ENSINAMENTOS CONTRA A VELEIDADE

Os editores não aguentam mais receber originais de livros de poesia e os poetas não param de se queixar da insensibilidade das editoras que os condenam ao mimeógrafo. Apenas mais um dos infindáveis impasses que se acumulam sem solução e garantem a pitoresca realidade social e cultural do Brasil. O livro A escola da sedução, de Felipe Fortuna, editado pela Artes & Ofícios, é uma contribuição à polêmica. Reunindo 16 ensaios sobre poesia brasileira, o volume não revela novidades. Fortuna, um jovem diplomata de 28 anos, mestre em Literatura Brasileira pela PUC-RJ, examina obras de vates consagrados como Olavo Bilac, Manuel Bandeira e João Cabral de Melo Neto.

Não se trata de uma coletânea de resenhas, mas uma seleção de análises que Fortuna vem publicando quase sistematicamente desde 1985, no Jornal do Brasil, no extinto Verve, no Estadão e no Jornal de Letras. O autor afirma que seu trabalho demonstra uma disposição contra a “leviandade generalizada do que lia em suplementos e revistas”, referindo-se às páginas dedicadas ao jornalismo literário. Fortuna entroniza-se, desde já, como um autêntico (e raro) crítico literário. Ele não está de todo errado, embora não mereça desculpas por não estar completamente certo. Afora o deslize, porém, a colaboração de Fortuna é bem-vinda.

A forma de seus ensaios é praticamente irretocável. O ensaísta domina a palavra sem apertos e a conduz com elegância. Essa capacidade é essencial na crítica à poesia, em que possíveis conflitos entre a forma e o conteúdo são menos desculpáveis do que em outros gêneros. Relação, aliás, que o próprio crítico preocupa-se em avaliar em algumas de suas análises.

É o que faz por exemplo com Affonso Romano de Sant´Anna e Thiago de Mello.

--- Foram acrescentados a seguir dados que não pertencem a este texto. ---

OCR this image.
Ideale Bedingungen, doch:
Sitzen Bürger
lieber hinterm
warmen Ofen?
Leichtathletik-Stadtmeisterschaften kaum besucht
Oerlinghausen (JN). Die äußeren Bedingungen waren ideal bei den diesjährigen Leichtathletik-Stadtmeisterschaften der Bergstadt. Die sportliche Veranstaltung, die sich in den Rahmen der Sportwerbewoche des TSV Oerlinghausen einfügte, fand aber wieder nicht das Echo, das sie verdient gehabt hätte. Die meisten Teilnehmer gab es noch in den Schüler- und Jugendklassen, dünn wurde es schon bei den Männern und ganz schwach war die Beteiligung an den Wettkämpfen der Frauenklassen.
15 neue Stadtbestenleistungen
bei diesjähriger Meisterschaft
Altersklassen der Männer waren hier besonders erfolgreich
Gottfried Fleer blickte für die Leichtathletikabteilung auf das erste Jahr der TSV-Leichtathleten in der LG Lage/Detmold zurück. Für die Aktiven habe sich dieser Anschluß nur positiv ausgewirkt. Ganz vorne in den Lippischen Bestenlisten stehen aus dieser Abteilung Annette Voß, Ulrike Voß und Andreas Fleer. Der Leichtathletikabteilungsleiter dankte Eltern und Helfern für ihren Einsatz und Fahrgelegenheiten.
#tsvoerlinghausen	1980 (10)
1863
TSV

O cotejo dos ensaios dedicados aos dois poetas é interessante porque denotam uma certa parcialidade que Fortuna não gostaria de deixar transparecer. Enquanto que em “A Construção Política” (publicado originalmente no Jornal do Brasil em 5/1/91) fica claro que crítico lê com generosidade sartreana os versos geralmente elegíacos de Sant´Anna, em “Thiago de Mello: os Enganos da Utopia” (Ideias, 27/12/86) ele foi implacável com as falhas estéticas do autor de “Os Estatutos do Homem”. Não menciona, por exemplo, o tom demagógico de Sant´Anna que se iguala à pieguice engajada de Thiago de Mello.

SAPO – “Ce crapaud-là c´est moi”. A epígrafe que parodia Flaubert, retirada de um verso de Tristan Corbière, é o primeiro bom momento do ensaio mais delicioso de A escola da sedução. É justamente o único texto inédito do volume, intitulado “Um Animal Noturno: o Poeta Simbolista”. Nele Fortuna desencava (verbo utilizado por Otto Lara Resende na apresentação da orelha) a figura e a importância do sapo no Simbolismo. Os poetas e sapos se igualam no canto à noite e às estrelas, às vezes representam a sabedoria e a tendência `meditação e, principalmente, se equiparam na situação de seres deslocados, em conflito com a realidade. Outras formas de presença dos anfíbios, além da recorrência nos versos, e a identidade entre o sapo e o simbolista são apresentadas com sabor peculiar. Fortuna cerca bem o tema, buscando seus indícios desde a mitologia antiga até suas citações ambíguas em linhas dos simbolistas.

A escola da sedução é capaz de ensinar muito. Há um raciocínio de Fortuna em “Roberto Piva: Pivô da Anarquia” (Ideias, 24/1/87) que serve como recado a alguns candidatos à aventura da poesia: “A mera intenção de ser marginal, acontecimento tão valorizado por poetas que querem ao menos salvar a vida, pois o que escrevem é mesmo medíocre, corresponde a um evidente artificialismo.” Ele isenta Piva de tal veleidade. Mas se trata de uma exceção.